Attualmente Samsung sta collaborando strettamente negli USA con la Consumer Product Safety Commission, agenzia federale che si occupa della sicurezza dei prodotti, cercando di capire quale strada sia meglio intraprendere per risollevare la situazione.

“Stiamo lavorando con le autorità competenti per indagare sui recenti casi che riguardano i Galaxy Note 7. Poiché la sicurezza dei clienti rimane la nostra priorità, Samsung chiede a tutti gli operatori telefonici e ai suoi partner commerciali in tutto il mondo di fermare le vendite e gli scambi dei Galaxy Note 7 mentre l’indagine è in corso.

Ci impegniamo a lavorare diligentemente con le autorità competenti per risolvere la situazione. I clienti con un Galaxy Note 7 originale o con un Galaxy Note 7 sostitutivo dovrebbero spegnere il loro dispositivo e smettere di usarlo, sfruttando le opportunità messe a disposizione.”

Quale futuro?

Questo comunicato è stato rilasciato da qualche ora ufficialmente da Samsung, che negli ultimi giorni ha perso anche molti punti percentuali in borsa (7,3%) oltre a stimare un danno economico variabile da 1 a 2 miliardi di dollari. Un danno che si ripercuote anche sulle società che collaborano con il marchio sudcoreano: Radiant Opto-Electronics Corp.(produttore di display) ha perso l’8,4% mentre HannsTouch Solution Inc. (produttore di sistemi touch) il 9,8%. Dati molto significativi e amari.

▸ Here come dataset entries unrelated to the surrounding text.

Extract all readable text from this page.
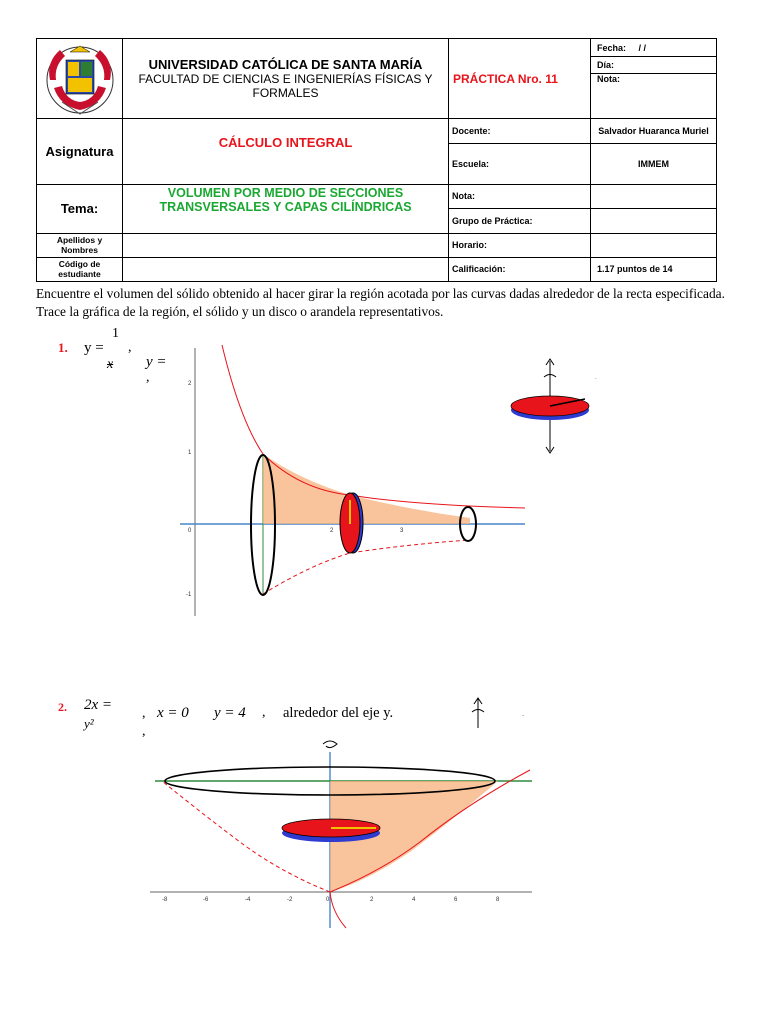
UNIVERSIDAD CATÓLICA DE SANTA MARÍA
FACULTAD DE CIENCIAS E INGENIERÍAS FÍSICAS Y FORMALES	PRÁCTICA Nro. 11	Fecha: / /
			Día:
			Nota:
Asignatura	CÁLCULO INTEGRAL	Docente:	Salvador Huaranca Muriel
		Escuela:	IMMEM
Tema:	VOLUMEN POR MEDIO DE SECCIONES TRANSVERSALES Y CAPAS CILÍNDRICAS	Nota:	
		Grupo de Práctica:	
Apellidos y Nombres		Horario:	
Código de estudiante		Calificación:	1.17 puntos de 14
Encuentre el volumen del sólido obtenido al hacer girar la región acotada por las curvas dadas alrededor de la recta especificada. Trace la gráfica de la región, el sólido y un disco o arandela representativos.
1. y =
1
x
,
y =
,	2
1
-1
0	2	3
.
2. 2x =
y²
,
,
x = 0 y = 4 , alrededor del eje y.	.
-8	-6	-4	-2	0	2	4	6	8
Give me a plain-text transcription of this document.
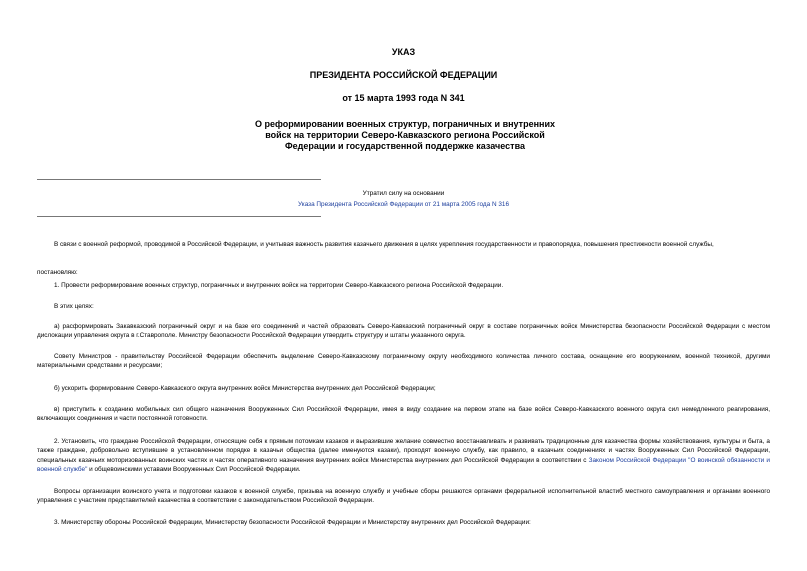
УКАЗ
ПРЕЗИДЕНТА РОССИЙСКОЙ ФЕДЕРАЦИИ
от 15 марта 1993 года N 341
О реформировании военных структур, пограничных и внутренних войск на территории Северо-Кавказского региона Российской Федерации и государственной поддержке казачества
Утратил силу на основании
Указа Президента Российской Федерации от 21 марта 2005 года N 316
В связи с военной реформой, проводимой в Российской Федерации, и учитывая важность развития казачьего движения в целях укрепления государственности и правопорядка, повышения престижности военной службы,
постановляю:
1. Провести реформирование военных структур, пограничных и внутренних войск на территории Северо-Кавказского региона Российской Федерации.
В этих целях:
а) расформировать Закавказский пограничный округ и на базе его соединений и частей образовать Северо-Кавказский пограничный округ в составе пограничных войск Министерства безопасности Российской Федерации с местом дислокации управления округа в г.Ставрополе. Министру безопасности Российской Федерации утвердить структуру и штаты указанного округа.
Совету Министров - правительству Российской Федерации обеспечить выделение Северо-Кавказскому пограничному округу необходимого количества личного состава, оснащение его вооружением, военной техникой, другими материальными средствами и ресурсами;
б) ускорить формирование Северо-Кавказского округа внутренних войск Министерства внутренних дел Российской Федерации;
в) приступить к созданию мобильных сил общего назначения Вооруженных Сил Российской Федерации, имея в виду создание на первом этапе на базе войск Северо-Кавказского военного округа сил немедленного реагирования, включающих соединения и части постоянной готовности.
2. Установить, что граждане Российской Федерации, относящие себя к прямым потомкам казаков и выразившие желание совместно восстанавливать и развивать традиционные для казачества формы хозяйствования, культуры и быта, а также граждане, добровольно вступившие в установленном порядке в казачьи общества (далее именуются казаки), проходят военную службу, как правило, в казачьих соединениях и частях Вооруженных Сил Российской Федерации, специальных казачьих моторизованных воинских частях и частях оперативного назначения внутренних войск Министерства внутренних дел Российской Федерации в соответствии с Законом Российской Федерации "О воинской обязанности и военной службе" и общевоинскими уставами Вооруженных Сил Российской Федерации.
Вопросы организации воинского учета и подготовки казаков к военной службе, призыва на военную службу и учебные сборы решаются органами федеральной исполнительной властиб местного самоуправления и органами военного управления с участием представителей казачества в соответствии с законодательством Российской Федерации.
3. Министерству обороны Российской Федерации, Министерству безопасности Российской Федерации и Министерству внутренних дел Российской Федерации:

Attualmente non si conosce ancora il piano di azione di Samsung: alcune voci dicono che il progetto Galaxy Note 7 possa venire definitivamente abbandonato in favore dei modelli già presenti sul mercato e concentrarsi con più concretezza sul futuro mentre altre parlano di un ulteriore richiamo. Non ci resta che attendere quale politica e strada sceglierà di percorrere il colosso sudcoreano in merito.

  • MagicKnight

    Intanto potrebbe iniziare col dichiarare pubblicamente qual’è la vera causa di queste “esplosioni” visto che non sono le batterie e questo tutti sembrano averlo capito… perché se non dimostrano di aver compreso dove hanno sbagliato chi si fida a comprare i prossimi flagship del loro marchio temendo che potrebbero subire le stesse sorti del Note 7 ?

    • alfa_it

      Ciao MagicKnight,
      il tuo punto di vista non fa una piega e tutti noi siamo desiderosi di avere delucidazioni in merito. Sicuramente Samsung saprà ricercare le reali motivazioni di questo problema che ha mandato in pensione prematuramente il progetto Galaxy Note 7.